それだけの負傷ならば、筋肉質の鬼たちは、力業で押してきそうなものだった。
けれども、それは叶わない。柊の愛刀は名を九字切りといい、“臨兵闘者皆陣列在前”と古来より邪を払うという九字が刀身に掘られている業物である。
言霊というだけあり、文字には霊力が宿る。

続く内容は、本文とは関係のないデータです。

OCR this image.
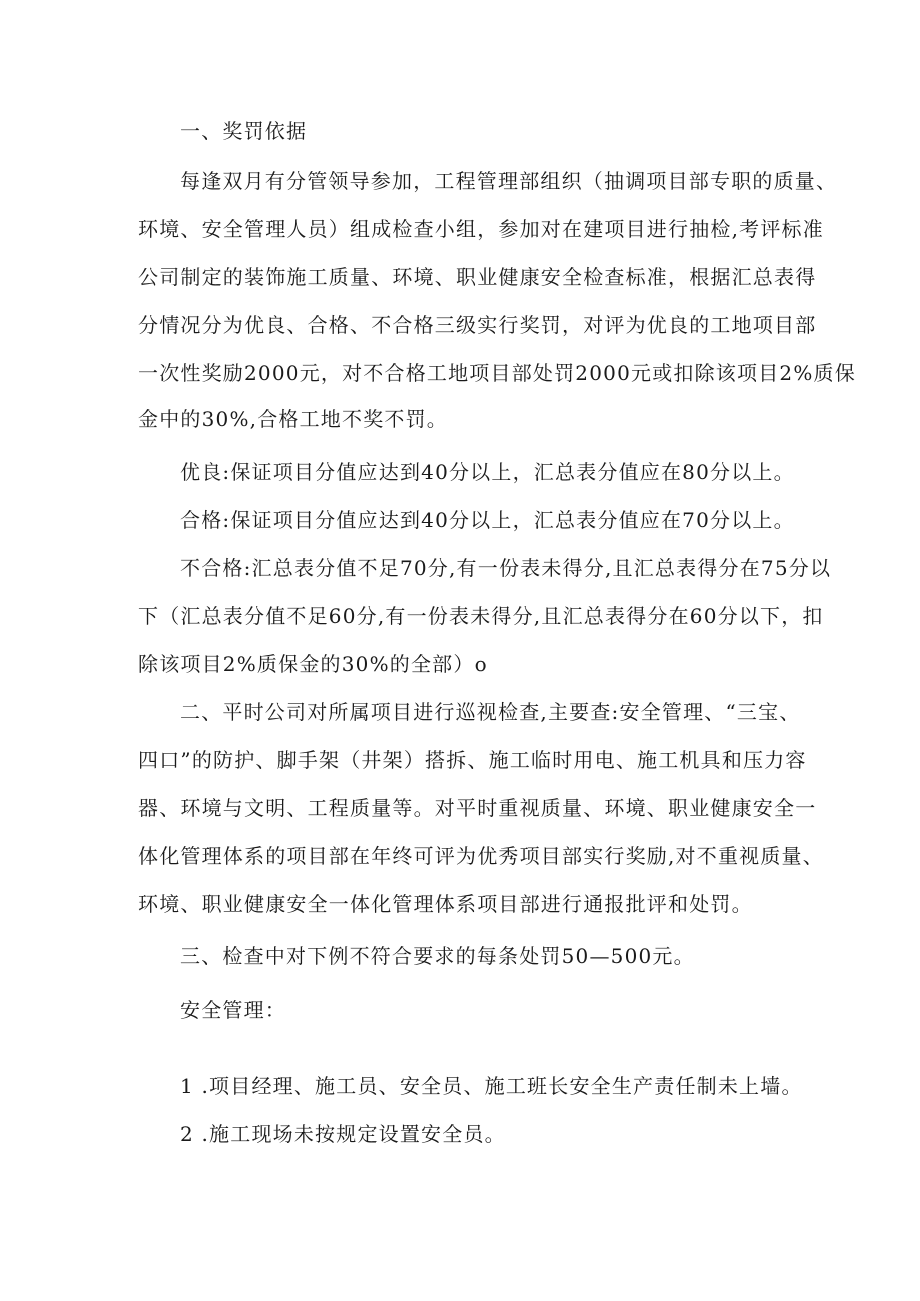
一、奖罚依据
每逢双月有分管领导参加，工程管理部组织（抽调项目部专职的质量、
环境、安全管理人员）组成检查小组，参加对在建项目进行抽检,考评标准
公司制定的装饰施工质量、环境、职业健康安全检查标准，根据汇总表得
分情况分为优良、合格、不合格三级实行奖罚，对评为优良的工地项目部
一次性奖励2000元，对不合格工地项目部处罚2000元或扣除该项目2%质保
金中的30%,合格工地不奖不罚。
优良:保证项目分值应达到40分以上，汇总表分值应在80分以上。
合格:保证项目分值应达到40分以上，汇总表分值应在70分以上。
不合格:汇总表分值不足70分,有一份表未得分,且汇总表得分在75分以
下（汇总表分值不足60分,有一份表未得分,且汇总表得分在60分以下，扣
除该项目2%质保金的30%的全部）o
二、平时公司对所属项目进行巡视检查,主要查:安全管理、“三宝、
四口”的防护、脚手架（井架）搭拆、施工临时用电、施工机具和压力容
器、环境与文明、工程质量等。对平时重视质量、环境、职业健康安全一
体化管理体系的项目部在年终可评为优秀项目部实行奖励,对不重视质量、
环境、职业健康安全一体化管理体系项目部进行通报批评和处罚。
三、检查中对下例不符合要求的每条处罚50—500元。
安全管理：
1 .项目经理、施工员、安全员、施工班长安全生产责任制未上墙。
2 .施工现场未按规定设置安全员。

九字という邪を払う霊力を込められた柊の愛刀は、よこしまな念をもつものはもちろんのこと、邪気をもって操られているものたちにはより“効果的”に傷を負わせるのだ。
とどのつまり、九字切りは邪に対して切れ味がよくなり、切り伏せた相手の邪念を祓って、闘気や戦意といったものを喪失させることができるのだ。
故に、柊の九字切りに切り伏せられた鬼たちは、地に伏せたら、そのまま起き上がることができないのである。
「貴様たちは生け捕りにして閻魔さまの前につきだしてやりますので覚悟しろ」
怒りで目を光らせ、淡々と柊は問答無用で切り伏せていく。
老婆は派手に、柊は静かに――けれども確実に、鬼たちの数を着実に減らし、ついに鬼たちは捕縛されたのであった。